Taking into account the above weighting system, and combining it with
the assigned input metric scores, I calculated the total scores for each
input metric:
earnings_coeff <- 0.75
scoring_coeff <- 0.25
input_scores <- data.frame(input_metrics = c("driving_distance", "scrambling", "greens in reg",
"putting", "driving_accuracy"),
earnings_scores = c(5, 4, 3, 2, 1),
scoring_scores = c(2, 5, 4, 3, 1))
input_scores <- input_scores %>%
mutate(combined_score = (earnings_coeff * earnings_scores) +
(scoring_coeff * scoring_scores))
arrange(input_scores, desc(combined_score))

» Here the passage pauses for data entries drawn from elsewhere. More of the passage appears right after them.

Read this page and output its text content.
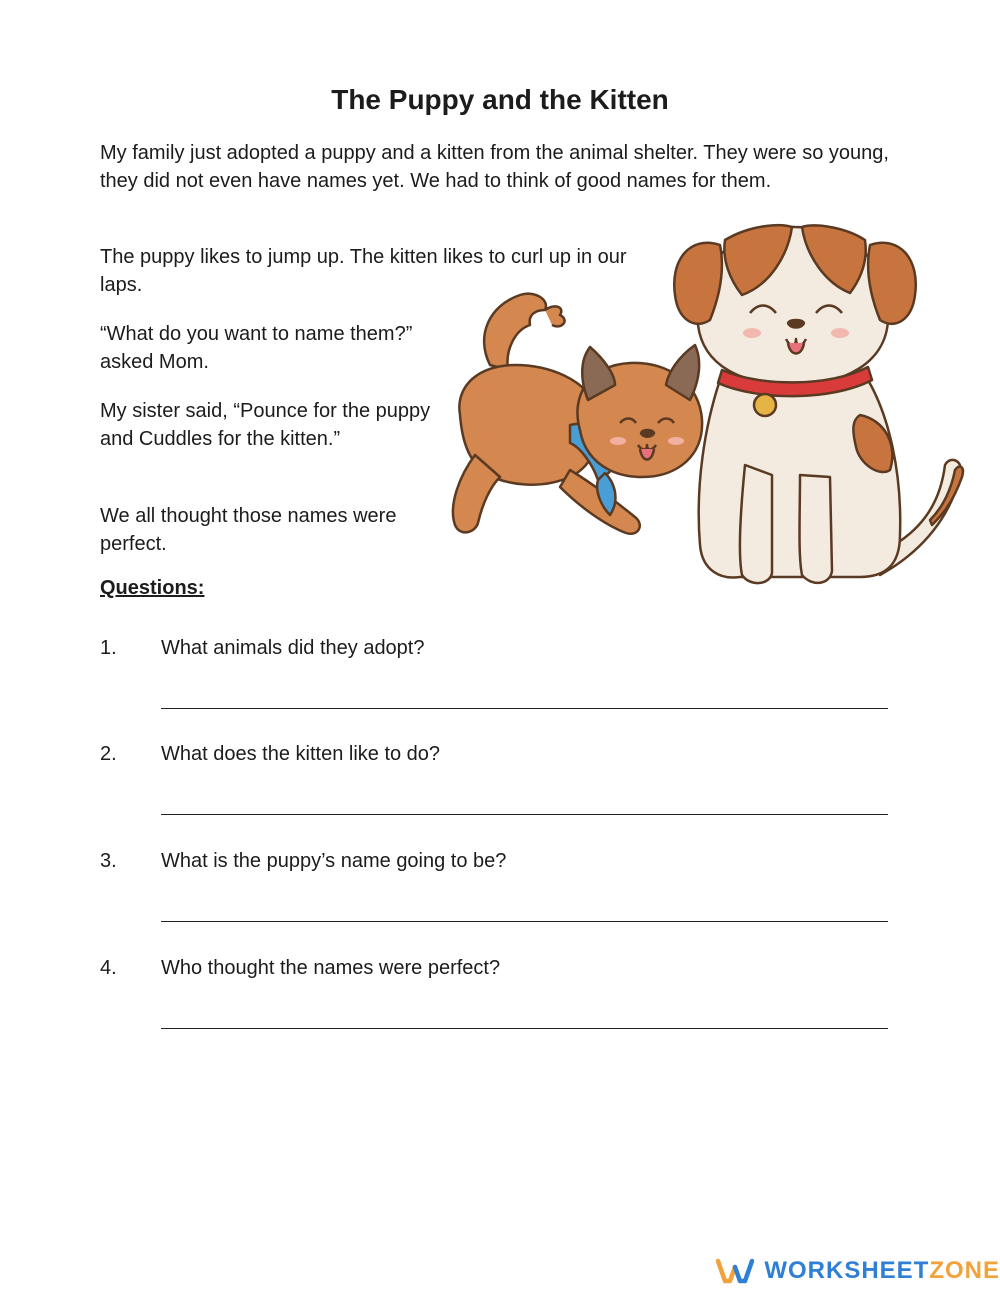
The Puppy and the Kitten

My family just adopted a puppy and a kitten from the animal shelter. They were so young, they did not even have names yet. We had to think of good names for them.

The puppy likes to jump up. The kitten likes to curl up in our laps.

“What do you want to name them?” asked Mom.

My sister said, “Pounce for the puppy and Cuddles for the kitten.”

We all thought those names were perfect.

Questions:
1. What animals did they adopt?
2. What does the kitten like to do?
3. What is the puppy’s name going to be?
4. Who thought the names were perfect?
WORKSHEETZONE
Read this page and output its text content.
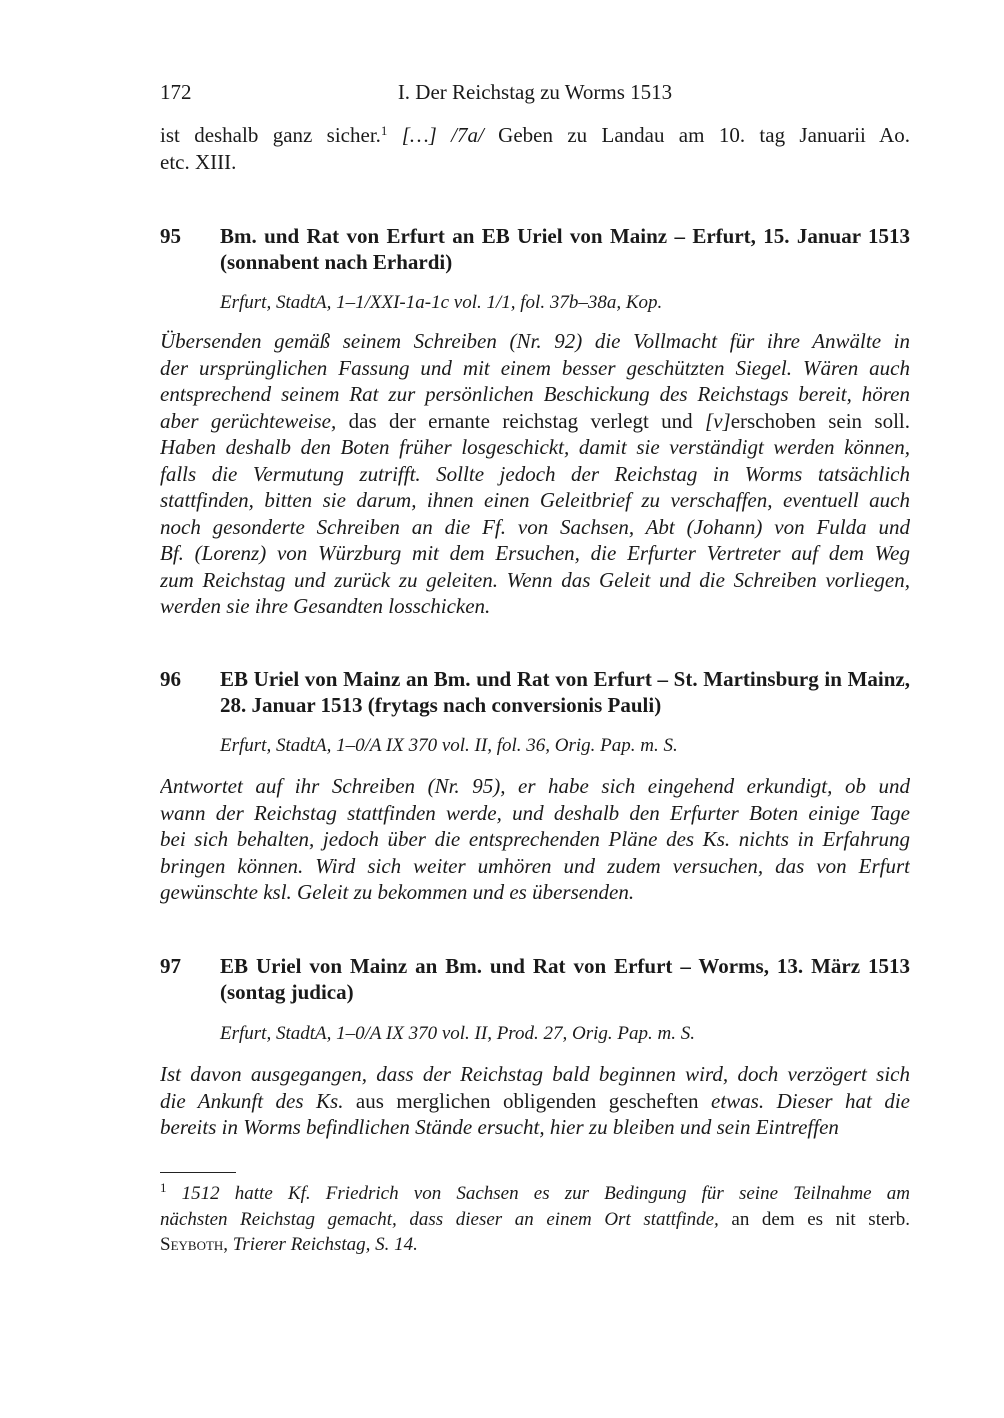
172	I. Der Reichstag zu Worms 1513
ist deshalb ganz sicher.$^1$ […] /7a/ Geben zu Landau am 10. tag Januarii Ao.
etc. XIII.
95 Bm. und Rat von Erfurt an EB Uriel von Mainz – Erfurt, 15. Januar 1513 (sonnabent nach Erhardi)
Erfurt, StadtA, 1–1/XXI-1a-1c vol. 1/1, fol. 37b–38a, Kop.
Übersenden gemäß seinem Schreiben (Nr. 92) die Vollmacht für ihre Anwälte in
der ursprünglichen Fassung und mit einem besser geschützten Siegel. Wären auch
entsprechend seinem Rat zur persönlichen Beschickung des Reichstags bereit, hören
aber gerüchteweise, das der ernante reichstag verlegt und [v]erschoben sein soll.
Haben deshalb den Boten früher losgeschickt, damit sie verständigt werden können,
falls die Vermutung zutrifft. Sollte jedoch der Reichstag in Worms tatsächlich
stattfinden, bitten sie darum, ihnen einen Geleitbrief zu verschaffen, eventuell auch
noch gesonderte Schreiben an die Ff. von Sachsen, Abt (Johann) von Fulda und
Bf. (Lorenz) von Würzburg mit dem Ersuchen, die Erfurter Vertreter auf dem Weg
zum Reichstag und zurück zu geleiten. Wenn das Geleit und die Schreiben vorliegen,
werden sie ihre Gesandten losschicken.
96 EB Uriel von Mainz an Bm. und Rat von Erfurt – St. Martinsburg in Mainz, 28. Januar 1513 (frytags nach conversionis Pauli)
Erfurt, StadtA, 1–0/A IX 370 vol. II, fol. 36, Orig. Pap. m. S.
Antwortet auf ihr Schreiben (Nr. 95), er habe sich eingehend erkundigt, ob und
wann der Reichstag stattfinden werde, und deshalb den Erfurter Boten einige Tage
bei sich behalten, jedoch über die entsprechenden Pläne des Ks. nichts in Erfahrung
bringen können. Wird sich weiter umhören und zudem versuchen, das von Erfurt
gewünschte ksl. Geleit zu bekommen und es übersenden.
97 EB Uriel von Mainz an Bm. und Rat von Erfurt – Worms, 13. März 1513 (sontag judica)
Erfurt, StadtA, 1–0/A IX 370 vol. II, Prod. 27, Orig. Pap. m. S.
Ist davon ausgegangen, dass der Reichstag bald beginnen wird, doch verzögert sich
die Ankunft des Ks. aus merglichen obligenden gescheften etwas. Dieser hat die
bereits in Worms befindlichen Stände ersucht, hier zu bleiben und sein Eintreffen
$^1$ 1512 hatte Kf. Friedrich von Sachsen es zur Bedingung für seine Teilnahme am
nächsten Reichstag gemacht, dass dieser an einem Ort stattfinde, an dem es nit sterb.
Seyboth, Trierer Reichstag, S. 14.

## input_metrics earnings_scores scoring_scores combined_score
## 1 driving_distance 5 2 4.25
## 2 scrambling 4 5 4.25
## 3 greens in reg 3 4 3.25
## 4 putting 2 3 2.25
## 5 driving_accuracy 1 1 1.00
Once the input metrics have all been assigned scores, two of the metrics
have distanced themselves from the others and are tied for most
important: Driving Distance and Scrambling. Business
intuition confirms that this indeed makes sense; the “modern” form of
golf is widely regarded as favoring “bomb-and-gouge” players, or players
that drive the ball a long ways (the “bomb”), and because distance is
inversely correlated with accuracy, these same players will ultimately
need to play more of their approach shots from the rough (the “gouge”),
thus placing a high emphasis on their short games and their ability to
scramble!
In conclusion, while golf is a multi-faceted sport with many
variables at play, at the highest levels of golf on the modern PGA Tour,
in order to have greater chance of success, a player should focus on
increasing their Driving Distance, as well as their Scrambling
Percentage, for the highest return on the investment of their training
time.
In the future, I would love to expand on this current project, and have
the following modifications / improvements in mind:
* I would conduct a separate analysis on PGA metrics from the years 1980
to 2010, to see how the game has evolved over time;
* I would dive deeper into Driving Distance and Scrambling to see if
there are particular aspects of these metrics that matter more than
others (i.e. “number of drives per season over 300 yards,” or “bunker
scrambling percentage” vs. “rough scrambling percentage”);
* I would look at other success metrics, such as the number of
tournament victories a player has, although I hypothesize that the
results would be similar, since the players with making the most money
and having the lowest scoring averages are probably also the ones
winning the most;
* I would take a handful of the most successful golfers in the modern
era (i.e. Tiger Woods, Phil Mickelson, Rory McIlroy, Dustin Johnson,
etc.) and dive deeper into what made them so successful;
* I would be interested in seeing how these results are similar or
different on other major worldwide professional golf tours such as the
DP World Tour (formerly the European Tour); the PGA Tour competes
primarily in the United States, and maybe the courses that players play
on elsewhere would not reward the “bomb-and-gouge” playing style in the
same way;
* I would be interested in diving deeper into any outliers found by this
study (i.e. players who are low on Driving Distance, but have still made
a lot of money per event and shoot low scores) to find out how and
why;
* I would be interested in seeing which input metrics correlate the most
strongly with Scoring Average for the average, 15-handicap golfer.